Have you ever written a love letter? If yes, do you remember your very first one?
Mine was many moons ago when being gay meant you were happy, and life was still pretty simple because there were only two genders, male and female.
So, there was this girl in the next class (primary 6B) that I was feeling that year. She was a fine specimen, with her close-cropped hair, pinhead earrings, well-ironed uniform and clean socks. She was brilliant too, never fell below the third position in her class (I was on to that brainiac vibe long before sapiosomething became a buzzword). Shorty had my small boy heart firmly in her grip and probably didn’t even know it. ‘Pairing’ was normal amongst my mates at that time especially as it was nothing physical (at least that I knew of), just boys and girls beginning to explore emotions and lay foundations for future relationships.
Now, I was a shy boy back then (I’m still a shy boy now sef). I don’t know if it had something to do with being the first son of a disciplinarian mother, but I have always found comfort inside my head. Sharing stuff with people would make my heart speed up, swell my tongue, and I’d suddenly start to converse in gibberish. I’d have all these beautiful thoughts fighting inside my cranium, but to open my mouth and talk, gobe!
Imagine my pain when I started growing an interest in girls and it was expected to ‘spin’ them. Bear in mind that back then one had to physically step up, none of this sliding into inboxes or DM shit. The lines could be corny or downright ridiculous, but a man (or boy) had to do what he had to do. I hear women even initiate contact these days. Jesus!
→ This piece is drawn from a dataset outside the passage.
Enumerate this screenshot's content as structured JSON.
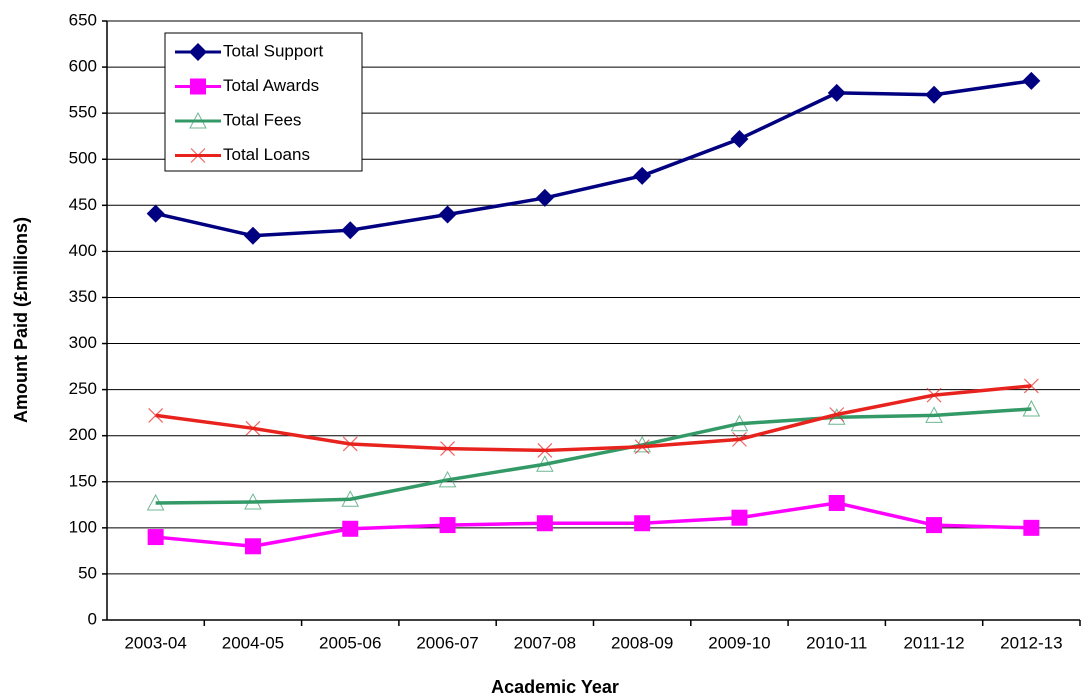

To digress a bit, people say life isn’t fair, but I disagree. Same me that couldn’t speak two words to save my life, life looked at and decided to give a fire pen. I have always been a ‘writer’, from aiye alalumole. Iya meji o le j’okugbe now. There is some justice in the world.
My guys told me to go for it. I told myself to go for it and tried a few times, but my mouth failed at every turn. So, I did the one thing I was good at. I wrote.
I can tell you for free that the letter was fire (by pre-teen standards). My feelings were well and truly laid out, as was why I thought she would be making the best decision of her then life by saying “yes.” I was going to drop the bomb in her laps on a Friday afternoon after our joint Yoruba class. God, however, had other plans.
Midway into the lesson, Mr. Abodunrin, my class teacher, walked into the class and called out one of my classmates, Fatai. As my guy stood in front of us like a lamb to be sacrificed, a love letter he had written to the same girl was read aloud. Not only did he get his ass mercilessly whooped, but he also had to bring either of his parents to see the Headteacher before he would be allowed to attend classes again. And the shocker, my intended had submitted the letter to Mr. Abodunrin herself.
Ase, God loved me. My romantic fire immediately died like a candle in the wind. My mother was a teacher in the same school, imagine if that had been me. Kia kia, I went and dumped my exhibit inside the school’s latrine.